NEW YORK - The Irish, their descendants and the Irish for the day prepared to don green and pay tribute to Hibernian heritage as a weekend of St. Patrick's Day celebrations was set from New York's Fifth Avenue to the Louisiana bayou to Dublin's Parnell Square.

With the holiday itself falling on a Sunday, many observances were scheduled instead for Saturday because of religious observances. In New York, a massive St. Patrick's Day Parade that predates the United States was due to proceed Saturday, with Irish Prime Minister Enda Kenny among the marchers. Chicago was preparing for its own big parade and an eye-catching local custom: dyeing the Chicago River green.

Dublin's five-day St. Patrick's Day festival was unfolding with a new addition. For the first time, up to 8,000 visitors from around the world were due to march in a "People's Parade" on Sunday, when Ireland's capital city also intends hold its usual procession of bands and pageantry.

Kenny, who visited Chicago for St. Patrick's Day last year, was again making the holiday a jumping-off point for an extended trip to the U.S., with stops in Washington and on the West Coast over the ensuing several days.

"I will use my visit to promote Ireland's many strengths and to further reinforce our deep and abiding political and economic relationship with the United States," Kenny said in a statement this week.

He and President Barack Obama were scheduled to meet at the White House on Tuesday and exchange shamrocks, a tradition that dates to Harry S. Truman's administration. Obama also is slated to meet separately Tuesday with Peter Robinson, the leader of Northern Ireland's Catholic-Protestant government.

In Maine, St. Patrick's Day prompted Gov. Paul LePage to relent on a vow to veto any bill that reached his desk before lawmakers pass his proposal to pay a state debt to hospitals. He signed a measure Friday allowing bars to serve alcohol a few hours earlier than usual, starting at 6 a.m., on the Sunday holiday.

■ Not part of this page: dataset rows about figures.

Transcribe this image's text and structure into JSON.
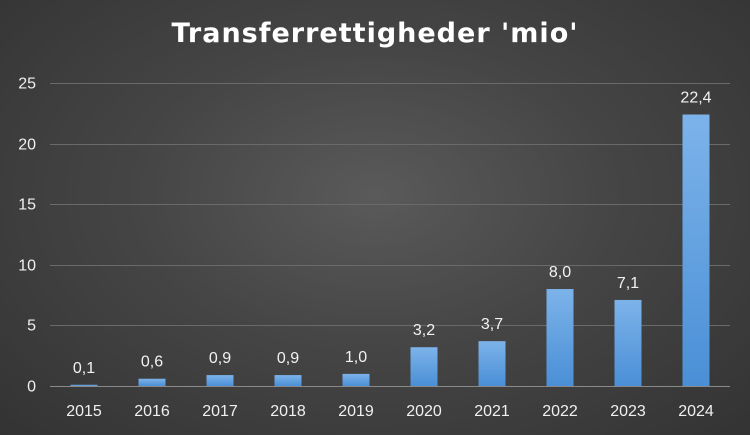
{
  "chart_data": {
    "type": "bar",
    "title": "Transferrettigheder 'mio'",
    "xlabel": "",
    "ylabel": "",
    "categories": [
      "2015",
      "2016",
      "2017",
      "2018",
      "2019",
      "2020",
      "2021",
      "2022",
      "2023",
      "2024"
    ],
    "values": [
      0.1,
      0.6,
      0.9,
      0.9,
      1.0,
      3.2,
      3.7,
      8.0,
      7.1,
      22.4
    ],
    "data_labels": [
      "0,1",
      "0,6",
      "0,9",
      "0,9",
      "1,0",
      "3,2",
      "3,7",
      "8,0",
      "7,1",
      "22,4"
    ],
    "ylim": [
      0,
      25
    ],
    "yticks": [
      0,
      5,
      10,
      15,
      20,
      25
    ],
    "ytick_labels": [
      "0",
      "5",
      "10",
      "15",
      "20",
      "25"
    ],
    "grid": true,
    "legend": "none",
    "colors": {
      "bar_top": "#7db3ea",
      "bar_bottom": "#4a8fd6",
      "background": "#454545",
      "text": "#ffffff"
    }
  }
}
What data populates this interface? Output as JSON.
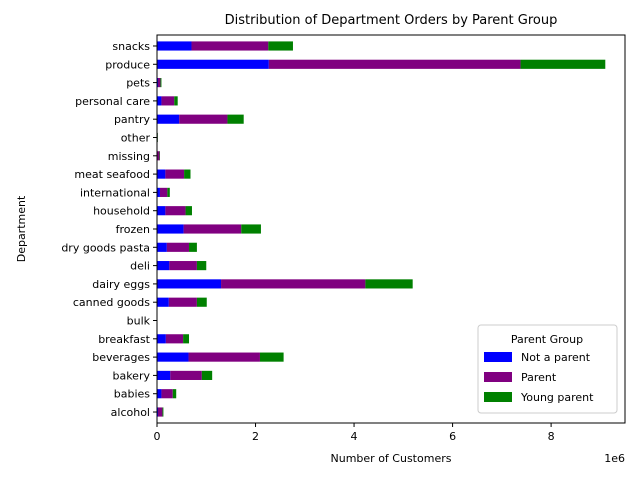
{
  "chart_data": {
    "type": "bar",
    "orientation": "horizontal",
    "stacked": true,
    "title": "Distribution of Department Orders by Parent Group",
    "xlabel": "Number of Customers",
    "ylabel": "Department",
    "x_offset_label": "1e6",
    "xlim": [
      0,
      9.5
    ],
    "x_ticks": [
      0,
      2,
      4,
      6,
      8
    ],
    "grid": false,
    "categories": [
      "alcohol",
      "babies",
      "bakery",
      "beverages",
      "breakfast",
      "bulk",
      "canned goods",
      "dairy eggs",
      "deli",
      "dry goods pasta",
      "frozen",
      "household",
      "international",
      "meat seafood",
      "missing",
      "other",
      "pantry",
      "personal care",
      "pets",
      "produce",
      "snacks"
    ],
    "series": [
      {
        "name": "Not a parent",
        "color": "#0000ff",
        "values": [
          0.02,
          0.09,
          0.27,
          0.64,
          0.18,
          0.0,
          0.24,
          1.3,
          0.25,
          0.2,
          0.54,
          0.17,
          0.06,
          0.17,
          0.01,
          0.005,
          0.45,
          0.09,
          0.02,
          2.27,
          0.7
        ]
      },
      {
        "name": "Parent",
        "color": "#800080",
        "values": [
          0.09,
          0.23,
          0.64,
          1.45,
          0.35,
          0.01,
          0.57,
          2.93,
          0.56,
          0.45,
          1.17,
          0.41,
          0.15,
          0.38,
          0.04,
          0.01,
          0.98,
          0.26,
          0.05,
          5.11,
          1.56
        ]
      },
      {
        "name": "Young parent",
        "color": "#008000",
        "values": [
          0.02,
          0.07,
          0.21,
          0.48,
          0.12,
          0.0,
          0.2,
          0.96,
          0.19,
          0.16,
          0.4,
          0.13,
          0.05,
          0.13,
          0.01,
          0.005,
          0.33,
          0.07,
          0.02,
          1.72,
          0.5
        ]
      }
    ],
    "legend": {
      "title": "Parent Group",
      "position": "lower-right"
    }
  }
}
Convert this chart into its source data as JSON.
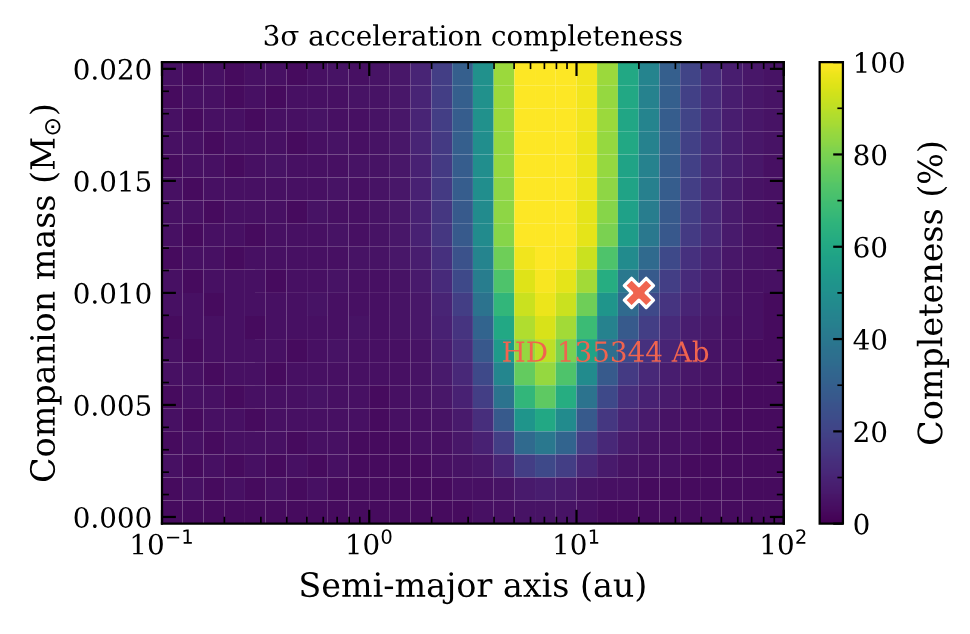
{
  "chart_data": {
    "type": "heatmap",
    "title": "3σ acceleration completeness",
    "xlabel": "Semi-major axis (au)",
    "ylabel": "Companion mass (M$_{⊙}$)",
    "clabel": "Completeness (%)",
    "log": "x",
    "xlim": [
      0.1,
      100
    ],
    "ylim": [
      -0.0003,
      0.0203
    ],
    "xticks": [
      {
        "value": 0.1,
        "label": "10$^{−1}$"
      },
      {
        "value": 1,
        "label": "10$^{0}$"
      },
      {
        "value": 10,
        "label": "10$^{1}$"
      },
      {
        "value": 100,
        "label": "10$^{2}$"
      }
    ],
    "yticks": [
      {
        "value": 0,
        "label": "0.000"
      },
      {
        "value": 0.005,
        "label": "0.005"
      },
      {
        "value": 0.01,
        "label": "0.010"
      },
      {
        "value": 0.015,
        "label": "0.015"
      },
      {
        "value": 0.02,
        "label": "0.020"
      }
    ],
    "clim": [
      0,
      100
    ],
    "cticks": [
      0,
      20,
      40,
      60,
      80,
      100
    ],
    "x": [
      0.112,
      0.141,
      0.178,
      0.224,
      0.282,
      0.355,
      0.447,
      0.562,
      0.708,
      0.891,
      1.12,
      1.41,
      1.78,
      2.24,
      2.82,
      3.55,
      4.47,
      5.62,
      7.08,
      8.91,
      11.2,
      14.1,
      17.8,
      22.4,
      28.2,
      35.5,
      44.7,
      56.2,
      70.8,
      89.1
    ],
    "cells": [
      [
        4,
        3,
        4,
        3,
        4,
        4,
        3,
        4,
        5,
        4,
        5,
        6,
        10,
        18,
        30,
        50,
        85,
        100,
        100,
        100,
        98,
        85,
        60,
        45,
        30,
        20,
        12,
        8,
        6,
        5
      ],
      [
        3,
        4,
        4,
        3,
        4,
        3,
        4,
        4,
        4,
        5,
        5,
        6,
        10,
        18,
        30,
        50,
        85,
        100,
        100,
        100,
        98,
        84,
        60,
        44,
        30,
        19,
        12,
        8,
        6,
        5
      ],
      [
        4,
        3,
        4,
        4,
        3,
        4,
        4,
        5,
        4,
        4,
        5,
        6,
        10,
        18,
        29,
        50,
        85,
        100,
        100,
        100,
        98,
        85,
        59,
        45,
        29,
        20,
        12,
        8,
        6,
        5
      ],
      [
        4,
        4,
        3,
        4,
        4,
        4,
        3,
        4,
        5,
        4,
        5,
        6,
        10,
        17,
        30,
        49,
        84,
        100,
        100,
        100,
        97,
        84,
        60,
        44,
        30,
        19,
        12,
        8,
        6,
        5
      ],
      [
        3,
        4,
        4,
        3,
        4,
        5,
        4,
        4,
        4,
        5,
        5,
        6,
        9,
        17,
        29,
        49,
        84,
        100,
        100,
        100,
        97,
        84,
        58,
        44,
        29,
        19,
        11,
        8,
        6,
        4
      ],
      [
        4,
        3,
        4,
        4,
        4,
        4,
        4,
        4,
        5,
        4,
        5,
        6,
        9,
        17,
        29,
        49,
        83,
        100,
        100,
        100,
        97,
        83,
        58,
        43,
        29,
        18,
        11,
        7,
        5,
        4
      ],
      [
        4,
        4,
        3,
        4,
        4,
        4,
        3,
        5,
        4,
        4,
        5,
        6,
        9,
        16,
        28,
        48,
        83,
        100,
        100,
        100,
        96,
        82,
        57,
        42,
        28,
        18,
        11,
        7,
        5,
        4
      ],
      [
        4,
        3,
        4,
        4,
        3,
        4,
        4,
        4,
        5,
        4,
        5,
        6,
        9,
        16,
        28,
        48,
        82,
        100,
        100,
        100,
        96,
        80,
        55,
        40,
        27,
        17,
        11,
        7,
        5,
        4
      ],
      [
        3,
        4,
        4,
        3,
        4,
        4,
        4,
        4,
        4,
        5,
        5,
        6,
        8,
        14,
        25,
        45,
        78,
        98,
        100,
        99,
        92,
        72,
        48,
        34,
        22,
        14,
        9,
        6,
        5,
        4
      ],
      [
        4,
        3,
        4,
        4,
        4,
        3,
        4,
        4,
        5,
        4,
        4,
        5,
        7,
        12,
        22,
        42,
        72,
        95,
        99,
        96,
        86,
        62,
        40,
        28,
        18,
        12,
        8,
        5,
        4,
        4
      ],
      [
        4,
        4,
        3,
        4,
        4,
        4,
        4,
        5,
        4,
        4,
        4,
        5,
        6,
        10,
        18,
        38,
        66,
        92,
        97,
        92,
        78,
        52,
        34,
        22,
        15,
        10,
        7,
        5,
        4,
        3
      ],
      [
        3,
        4,
        4,
        4,
        3,
        4,
        4,
        4,
        4,
        5,
        4,
        5,
        6,
        9,
        15,
        32,
        60,
        88,
        94,
        86,
        68,
        44,
        28,
        18,
        12,
        8,
        6,
        4,
        4,
        3
      ],
      [
        4,
        3,
        4,
        4,
        4,
        4,
        3,
        4,
        5,
        4,
        4,
        4,
        5,
        8,
        13,
        27,
        54,
        84,
        90,
        80,
        58,
        36,
        22,
        14,
        10,
        7,
        5,
        4,
        3,
        3
      ],
      [
        4,
        4,
        3,
        4,
        4,
        3,
        4,
        4,
        4,
        4,
        4,
        4,
        5,
        7,
        11,
        22,
        46,
        76,
        84,
        72,
        48,
        28,
        17,
        11,
        8,
        6,
        5,
        4,
        3,
        3
      ],
      [
        3,
        4,
        4,
        3,
        4,
        4,
        4,
        5,
        4,
        4,
        3,
        4,
        5,
        6,
        9,
        18,
        38,
        66,
        75,
        62,
        38,
        22,
        13,
        9,
        7,
        5,
        4,
        3,
        3,
        3
      ],
      [
        4,
        3,
        4,
        4,
        3,
        4,
        4,
        4,
        4,
        4,
        3,
        4,
        4,
        5,
        7,
        13,
        28,
        52,
        60,
        48,
        28,
        16,
        10,
        7,
        5,
        4,
        4,
        3,
        3,
        3
      ],
      [
        3,
        4,
        3,
        4,
        4,
        4,
        3,
        4,
        4,
        3,
        3,
        3,
        4,
        4,
        6,
        9,
        18,
        34,
        40,
        32,
        18,
        11,
        7,
        5,
        4,
        4,
        3,
        3,
        3,
        3
      ],
      [
        4,
        3,
        4,
        3,
        4,
        3,
        4,
        3,
        4,
        3,
        3,
        3,
        3,
        4,
        5,
        6,
        10,
        18,
        22,
        18,
        11,
        7,
        5,
        4,
        4,
        3,
        3,
        3,
        3,
        3
      ],
      [
        3,
        4,
        3,
        4,
        3,
        4,
        3,
        4,
        3,
        3,
        3,
        3,
        3,
        3,
        4,
        4,
        5,
        7,
        8,
        7,
        5,
        4,
        4,
        3,
        3,
        3,
        3,
        3,
        3,
        3
      ],
      [
        3,
        3,
        3,
        3,
        3,
        3,
        3,
        3,
        3,
        3,
        3,
        3,
        3,
        3,
        3,
        4,
        4,
        5,
        5,
        5,
        4,
        3,
        3,
        3,
        3,
        3,
        3,
        3,
        3,
        3
      ]
    ],
    "series": [
      {
        "type": "scatter",
        "name": "HD 135344 Ab",
        "color": "#f0644f",
        "x": [
          20
        ],
        "values": [
          0.01
        ],
        "marker": "cross"
      }
    ]
  }
}
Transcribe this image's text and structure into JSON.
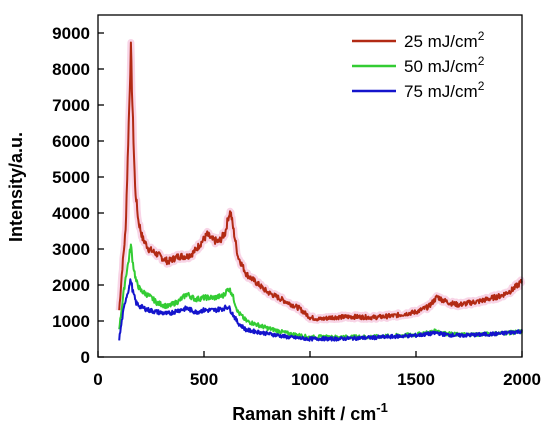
{
  "chart_data": {
    "type": "line",
    "xlabel": "Raman shift / cm",
    "xlabel_sup": "-1",
    "ylabel": "Intensity/a.u.",
    "xlim": [
      0,
      2000
    ],
    "ylim": [
      0,
      9500
    ],
    "x_ticks": [
      0,
      500,
      1000,
      1500,
      2000
    ],
    "y_ticks": [
      0,
      1000,
      2000,
      3000,
      4000,
      5000,
      6000,
      7000,
      8000,
      9000
    ],
    "grid": false,
    "legend_position": "top-right",
    "series": [
      {
        "name": "25 mJ/cm",
        "name_sup": "2",
        "color": "#b22a14",
        "x": [
          100,
          115,
          130,
          145,
          155,
          165,
          175,
          190,
          210,
          240,
          280,
          330,
          380,
          420,
          450,
          490,
          515,
          540,
          570,
          600,
          615,
          625,
          640,
          660,
          700,
          750,
          800,
          850,
          900,
          950,
          1000,
          1050,
          1100,
          1200,
          1300,
          1400,
          1500,
          1560,
          1590,
          1600,
          1620,
          1660,
          1700,
          1800,
          1900,
          1950,
          2000
        ],
        "y": [
          1300,
          2500,
          3500,
          6500,
          8550,
          6500,
          4700,
          3800,
          3300,
          3000,
          2850,
          2650,
          2800,
          2800,
          2900,
          3200,
          3400,
          3250,
          3200,
          3450,
          3900,
          4050,
          3500,
          2800,
          2300,
          2050,
          1800,
          1650,
          1500,
          1350,
          1100,
          1050,
          1100,
          1120,
          1100,
          1150,
          1250,
          1400,
          1600,
          1680,
          1600,
          1500,
          1450,
          1550,
          1700,
          1850,
          2100
        ]
      },
      {
        "name": "50 mJ/cm",
        "name_sup": "2",
        "color": "#33cc33",
        "x": [
          100,
          115,
          130,
          145,
          155,
          165,
          180,
          200,
          240,
          280,
          330,
          380,
          420,
          460,
          500,
          550,
          590,
          615,
          630,
          660,
          700,
          800,
          900,
          1000,
          1050,
          1100,
          1200,
          1300,
          1400,
          1500,
          1560,
          1600,
          1640,
          1700,
          1800,
          1900,
          2000
        ],
        "y": [
          800,
          1500,
          2200,
          2700,
          3100,
          2600,
          2100,
          1850,
          1700,
          1500,
          1400,
          1550,
          1750,
          1600,
          1650,
          1650,
          1700,
          1900,
          1800,
          1250,
          1000,
          800,
          650,
          550,
          560,
          550,
          560,
          560,
          590,
          620,
          680,
          730,
          650,
          620,
          630,
          660,
          700
        ]
      },
      {
        "name": "75 mJ/cm",
        "name_sup": "2",
        "color": "#1414cc",
        "x": [
          100,
          115,
          130,
          145,
          155,
          165,
          180,
          200,
          240,
          280,
          330,
          380,
          420,
          460,
          500,
          550,
          590,
          615,
          630,
          660,
          700,
          800,
          900,
          1000,
          1050,
          1100,
          1200,
          1300,
          1400,
          1500,
          1560,
          1600,
          1640,
          1700,
          1800,
          1900,
          2000
        ],
        "y": [
          500,
          1100,
          1600,
          1900,
          2150,
          1800,
          1500,
          1400,
          1300,
          1250,
          1200,
          1300,
          1350,
          1250,
          1300,
          1300,
          1350,
          1400,
          1250,
          950,
          750,
          650,
          550,
          500,
          510,
          500,
          520,
          540,
          570,
          600,
          640,
          670,
          620,
          600,
          620,
          650,
          720
        ]
      }
    ]
  }
}
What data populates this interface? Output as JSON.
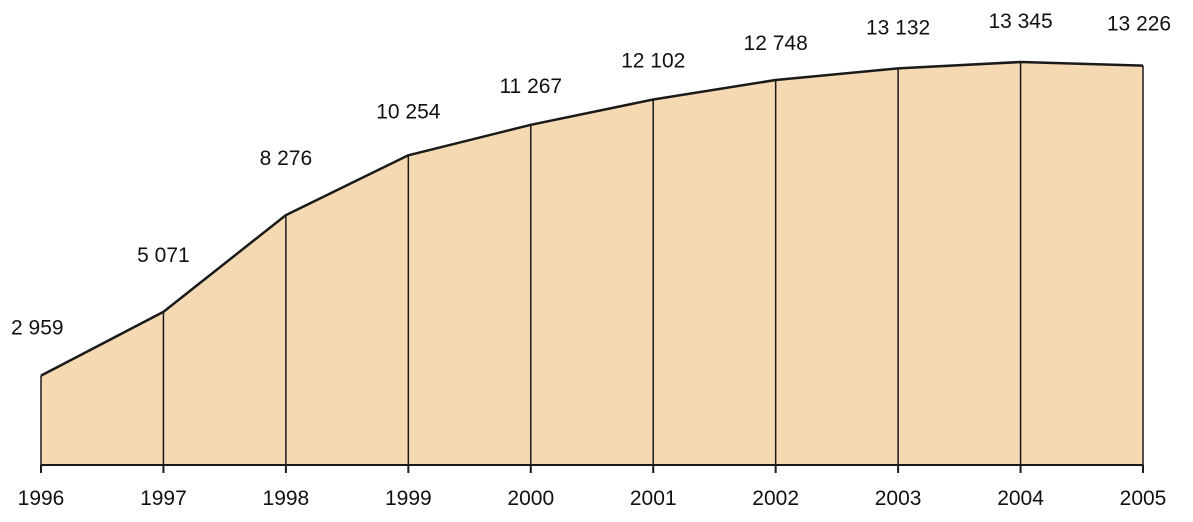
{
  "chart_data": {
    "type": "area",
    "x": [
      "1996",
      "1997",
      "1998",
      "1999",
      "2000",
      "2001",
      "2002",
      "2003",
      "2004",
      "2005"
    ],
    "values": [
      2959,
      5071,
      8276,
      10254,
      11267,
      12102,
      12748,
      13132,
      13345,
      13226
    ],
    "data_labels": [
      "2 959",
      "5 071",
      "8 276",
      "10 254",
      "11 267",
      "12 102",
      "12 748",
      "13 132",
      "13 345",
      "13 226"
    ],
    "title": "",
    "xlabel": "",
    "ylabel": "",
    "ylim": [
      0,
      13345
    ],
    "grid": false,
    "legend": "none",
    "colors": {
      "fill": "#f5d9b3",
      "line": "#1a1a1a",
      "text": "#111111"
    }
  }
}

About 1,500 miles southwest, the city of Houma, La., was holding its unconventional celebration - an Irish-Italian parade, with a celebration that features both Irish cabbage and Italian sausage - on Sunday. The event resumed last year after a 10-year hiatus.

In Rolla, Mo., the Missouri University of Science and Technology continued a St. Patrick's tradition that began in 1908, when students declared that the patron saint of Ireland also was the patron saint of engineers. A slate of events, which earlier this week included a student portraying St. Patrick being transported downtown on a manure spreader, were to wrap up with a parade Saturday.

Annapolis, Md., held its first St. Patrick's Day parade March 10. A 40-year-old parade tradition took on a sense of renewal March 3 in Belmar, N.J., a shore town that took a heavy blow from Superstorm Sandy.

But along with the festivities, in some places, came warnings from police that they would be on the lookout for drunken drivers and other misbehavior.

New Jersey Transit officials said alcoholic beverages would be barred Saturday on any train between Manhattan and Hoboken, N.J., a nightlife-friendly city across the Hudson River. Transit police arrested 16 people during St. Patrick's Day last year, including two people who were charged with aggravated assault on two conductors.

In Baltimore, where last St. Patrick's Day weekend was marred by a videotaped beating of a visiting man, fights and vandalism, police were stepping up patrols and barring drinking in an area where revelers spilled out of bars last year.